Sabokbar A., Pandey R., Díaz J., Quinn JM., Murray DW., Athanasou NA.
Hydroxyapatite (HA) coatings have been used to improve implant fixation by promoting bone formation around the prosthesis. A macrophage response to HA particulates has been noted around loosened HA-coated prostheses. As biomaterial wear particle-associated macrophages are known to be capable of differentiating into osteoclasts that are capable of bone resorption, we examined whether particulate HA could similarly induce macrophage-osteoclast differentiation. HA-associated macrophages were isolated from granulomas, formed by subcutaneous implantation of HA, and co-cultured with UMR 106 osteoblast-like cells in the presence of 1,25-dihydroxyvitamin D(3) for up to 14 days on glass coverslips and bone slices. HA-associated macrophage-osteoclast differentiation was evidenced by the formation of numerous multinucleated tartrate resistant acid phosphatase (TRAP)-positive cells which formed lacunar resorption pits on bone slices.
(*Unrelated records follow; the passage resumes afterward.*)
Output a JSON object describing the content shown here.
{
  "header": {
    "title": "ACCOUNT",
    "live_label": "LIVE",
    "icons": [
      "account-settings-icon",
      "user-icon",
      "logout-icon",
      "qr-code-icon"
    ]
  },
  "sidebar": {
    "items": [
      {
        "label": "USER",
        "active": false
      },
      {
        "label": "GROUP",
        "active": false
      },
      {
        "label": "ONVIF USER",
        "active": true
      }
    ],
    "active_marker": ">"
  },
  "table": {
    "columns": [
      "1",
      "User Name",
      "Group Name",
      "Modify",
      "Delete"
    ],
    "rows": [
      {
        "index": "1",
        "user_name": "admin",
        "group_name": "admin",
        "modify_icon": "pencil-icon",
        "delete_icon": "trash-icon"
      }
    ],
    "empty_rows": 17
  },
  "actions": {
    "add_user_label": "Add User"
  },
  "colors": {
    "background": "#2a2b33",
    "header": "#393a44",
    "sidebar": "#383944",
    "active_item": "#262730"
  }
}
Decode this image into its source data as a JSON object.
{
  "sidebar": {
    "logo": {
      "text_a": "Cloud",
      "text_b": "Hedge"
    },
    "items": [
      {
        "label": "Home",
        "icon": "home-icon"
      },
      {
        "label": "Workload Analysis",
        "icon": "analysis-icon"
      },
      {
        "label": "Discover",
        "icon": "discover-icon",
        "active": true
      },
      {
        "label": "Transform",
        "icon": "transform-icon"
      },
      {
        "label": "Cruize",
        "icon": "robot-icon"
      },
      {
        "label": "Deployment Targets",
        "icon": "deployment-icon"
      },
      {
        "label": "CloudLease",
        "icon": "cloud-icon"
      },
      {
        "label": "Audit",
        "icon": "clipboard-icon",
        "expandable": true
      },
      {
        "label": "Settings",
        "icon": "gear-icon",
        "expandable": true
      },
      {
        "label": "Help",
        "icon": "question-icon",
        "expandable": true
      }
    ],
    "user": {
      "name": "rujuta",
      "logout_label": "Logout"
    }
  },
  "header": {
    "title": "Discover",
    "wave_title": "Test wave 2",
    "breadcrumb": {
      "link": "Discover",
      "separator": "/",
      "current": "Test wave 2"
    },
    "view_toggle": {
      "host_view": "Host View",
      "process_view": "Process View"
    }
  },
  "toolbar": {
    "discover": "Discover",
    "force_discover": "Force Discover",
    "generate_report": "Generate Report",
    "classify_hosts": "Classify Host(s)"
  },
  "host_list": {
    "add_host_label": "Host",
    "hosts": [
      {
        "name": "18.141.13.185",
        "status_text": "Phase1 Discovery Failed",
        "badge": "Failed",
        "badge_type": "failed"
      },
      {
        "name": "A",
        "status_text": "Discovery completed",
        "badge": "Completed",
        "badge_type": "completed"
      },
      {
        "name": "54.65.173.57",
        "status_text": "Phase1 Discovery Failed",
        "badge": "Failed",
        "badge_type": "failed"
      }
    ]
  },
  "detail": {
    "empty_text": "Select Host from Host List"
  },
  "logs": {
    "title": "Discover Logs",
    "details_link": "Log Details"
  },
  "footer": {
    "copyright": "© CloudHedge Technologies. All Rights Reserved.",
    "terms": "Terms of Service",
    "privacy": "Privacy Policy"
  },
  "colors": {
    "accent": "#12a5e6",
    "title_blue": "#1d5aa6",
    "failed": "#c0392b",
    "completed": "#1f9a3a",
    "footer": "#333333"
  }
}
Polymethylmethacrylate (PMMA) particle-associated macrophages, isolated from subcutaneous PMMA-containing granulomas, caused significantly more osteoclast formation and bone resorption than HA-associated macrophages. These results indicate that macrophages responding to HA particles are capable of osteoclast differentiation. They also suggest that particles derived from uncemented (HA-coated) implants are likely to induce less osteoclast formation and osteolysis than cemented implants.